中国の金輸入は従来、ほとんどが香港経由であるため、香港当局が公表する輸出統計が中国の金需要を把握するのに活用されている。

ただ、貿易データ提供のグローバル・トレード・インフォメーション・サービシズの輸出統計を基にロイターが算出したところでは、中国の金直接輸入は第1・四半期に約150トンに膨らんだ。前年の国別内訳を公表していないスイスを除くと、前年同期比でほぼ倍増したことになる。

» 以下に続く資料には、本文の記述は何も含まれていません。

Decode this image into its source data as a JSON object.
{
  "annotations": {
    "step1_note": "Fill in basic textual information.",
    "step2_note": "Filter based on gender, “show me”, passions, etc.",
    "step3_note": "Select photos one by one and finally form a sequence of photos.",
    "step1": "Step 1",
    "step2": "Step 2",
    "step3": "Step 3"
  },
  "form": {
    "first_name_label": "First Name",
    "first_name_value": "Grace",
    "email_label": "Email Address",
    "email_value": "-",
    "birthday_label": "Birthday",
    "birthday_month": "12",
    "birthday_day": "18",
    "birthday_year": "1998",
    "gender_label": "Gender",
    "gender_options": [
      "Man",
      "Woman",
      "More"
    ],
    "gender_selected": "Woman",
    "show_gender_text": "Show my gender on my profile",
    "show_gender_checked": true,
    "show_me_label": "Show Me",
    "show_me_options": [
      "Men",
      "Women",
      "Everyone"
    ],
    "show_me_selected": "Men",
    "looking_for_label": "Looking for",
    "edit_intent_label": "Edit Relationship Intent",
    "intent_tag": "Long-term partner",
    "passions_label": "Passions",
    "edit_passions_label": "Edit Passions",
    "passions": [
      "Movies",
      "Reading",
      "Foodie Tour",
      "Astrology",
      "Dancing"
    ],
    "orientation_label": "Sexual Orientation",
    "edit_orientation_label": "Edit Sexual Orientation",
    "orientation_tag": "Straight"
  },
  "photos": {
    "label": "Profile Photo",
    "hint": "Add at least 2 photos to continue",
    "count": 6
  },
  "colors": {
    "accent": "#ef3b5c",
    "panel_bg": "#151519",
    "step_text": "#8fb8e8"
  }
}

コメルツ銀行のアナリスト、カーステン・フリッチ氏は「金が上海経由で中国に入るのならば、香港の統計だけを見ても中国の需要について何か結論を導きだすことは容易でなくなる」と指摘した。

FTZでの金取引所をめぐっては、上海金取引所(SGE)が外国の銀行や産金業者に参加を呼び掛けている。中国で金輸入を手掛ける銀行筋によると、複数の銀行はFTZ経由での金輸入をすでに開始した。

他の関係筋によると、正式な指示はないものの、SGEの幹部らは上海経由の輸入を要請した。FTZの新たな保管施設を試す狙いもあるようだという。

4月の香港経由の金輸入は1年2カ月ぶりの低水準に落ち込んだ。昨年の金購入が過去最大に膨らんだことに続き、需要が弱まったとの憶測を招いているが、上海経由の輸入増が一因との見方もある。